The charity CARE echoes Borrell's words. "The impending brutal Afghan winter is also of great concern. Without the necessary funding and time for supplies to reach remote areas before heavy snowfall blocks access, communities will face catastrophic food shortages," explained Victor Moses, director of CARE Afghanistan. "We deeply fear what lies ahead for the most vulnerable Afghans," he added.
"I am sure the winter will kill my children. This year will be the coldest year with no food and the highest prices. Poor people will never be able to live in these conditions," laments a 52-year-old Afghan woman, as reported by ReliefWeb, one of the world's leading humanitarian websites. The effects of climate change are a key factor in the food crisis facing the country.
According to ReliefWeb, food security in the country will deteriorate between November 2021 and February 2022, while 55% of the population, approximately 23 million people, are expected to suffer from water hunger during those months.
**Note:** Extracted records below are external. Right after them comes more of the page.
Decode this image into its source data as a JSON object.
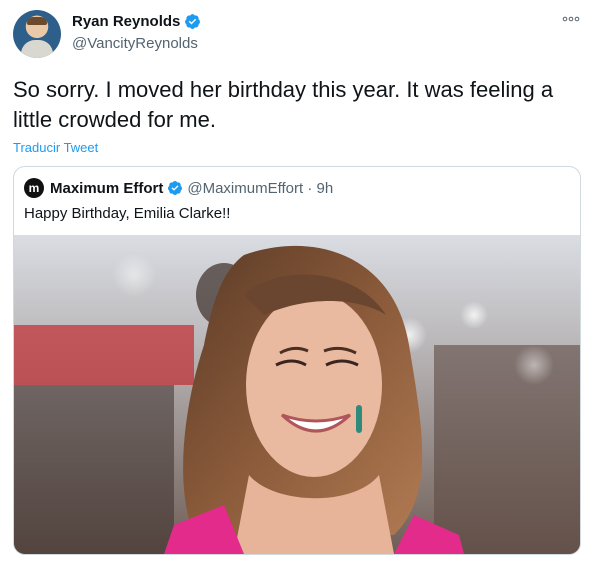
{
  "author": {
    "name": "Ryan Reynolds",
    "handle": "@VancityReynolds"
  },
  "tweet": {
    "text": "So sorry. I moved her birthday this year. It was feeling a little crowded for me.",
    "translate_label": "Traducir Tweet"
  },
  "quoted": {
    "avatar_letter": "m",
    "name": "Maximum Effort",
    "handle_time": "@MaximumEffort · 9h",
    "text": "Happy Birthday, Emilia Clarke!!"
  },
  "colors": {
    "verified_blue": "#1d9bf0",
    "link_blue": "#1d9bf0",
    "secondary_text": "#536471",
    "border": "#cfd9de"
  },
  "icons": {
    "verified": "verified-badge-icon",
    "more": "more-options-icon"
  }
}
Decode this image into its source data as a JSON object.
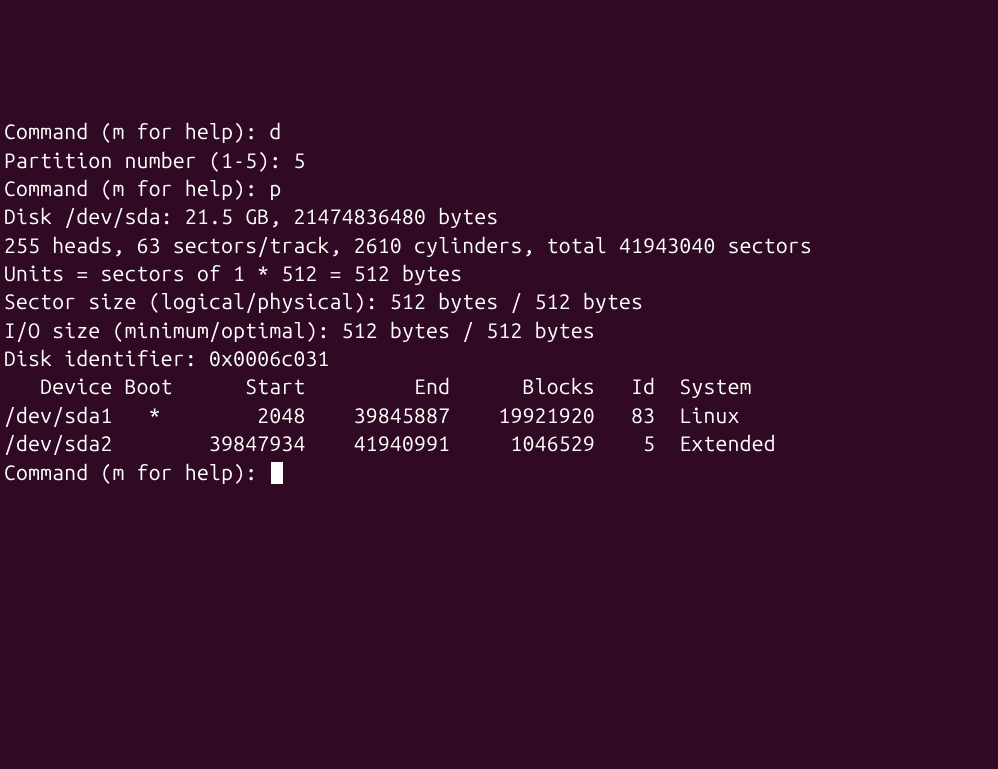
{
  "lines": {
    "cmd1_prompt": "Command (m for help): ",
    "cmd1_input": "d",
    "partition_prompt": "Partition number (1-5): ",
    "partition_input": "5",
    "blank1": "",
    "cmd2_prompt": "Command (m for help): ",
    "cmd2_input": "p",
    "blank2": "",
    "disk_info": "Disk /dev/sda: 21.5 GB, 21474836480 bytes",
    "geometry": "255 heads, 63 sectors/track, 2610 cylinders, total 41943040 sectors",
    "units": "Units = sectors of 1 * 512 = 512 bytes",
    "sector_size": "Sector size (logical/physical): 512 bytes / 512 bytes",
    "io_size": "I/O size (minimum/optimal): 512 bytes / 512 bytes",
    "disk_id": "Disk identifier: 0x0006c031",
    "blank3": "",
    "table_header": "   Device Boot      Start         End      Blocks   Id  System",
    "row1": "/dev/sda1   *        2048    39845887    19921920   83  Linux",
    "row2": "/dev/sda2        39847934    41940991     1046529    5  Extended",
    "blank4": "",
    "cmd3_prompt": "Command (m for help): "
  },
  "partition_table": {
    "columns": [
      "Device",
      "Boot",
      "Start",
      "End",
      "Blocks",
      "Id",
      "System"
    ],
    "rows": [
      {
        "device": "/dev/sda1",
        "boot": "*",
        "start": 2048,
        "end": 39845887,
        "blocks": 19921920,
        "id": "83",
        "system": "Linux"
      },
      {
        "device": "/dev/sda2",
        "boot": "",
        "start": 39847934,
        "end": 41940991,
        "blocks": 1046529,
        "id": "5",
        "system": "Extended"
      }
    ]
  },
  "disk": {
    "path": "/dev/sda",
    "size_human": "21.5 GB",
    "size_bytes": 21474836480,
    "heads": 255,
    "sectors_per_track": 63,
    "cylinders": 2610,
    "total_sectors": 41943040,
    "sector_bytes": 512,
    "identifier": "0x0006c031"
  }
}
Meanwhile, a report by the Food and Agriculture Organisation of the United Nations (FAO) reaffirms the humanitarian portal's information. The UN agency states that more than half of the Afghan population will face famine from November onwards.
The brutality of the Taliban regime does not intimidate Afghan women, who continue to take to the streets of the main cities. Since the insurgents seized power, Afghan women have demonstrated several times, but with the same objective: to defend their rights. Their rights to work, to study, to go out on the streets without a man, to participate in political life. In short, the right to exist and to have a voice.
In the latest protests, as well as demanding all of the above, they have also called on the international community to intervene in the crisis in Afghanistan. "Why does the world watch us die in silence?", "We ask the UN to defend our rights", were some of the slogans they wrote on their banners.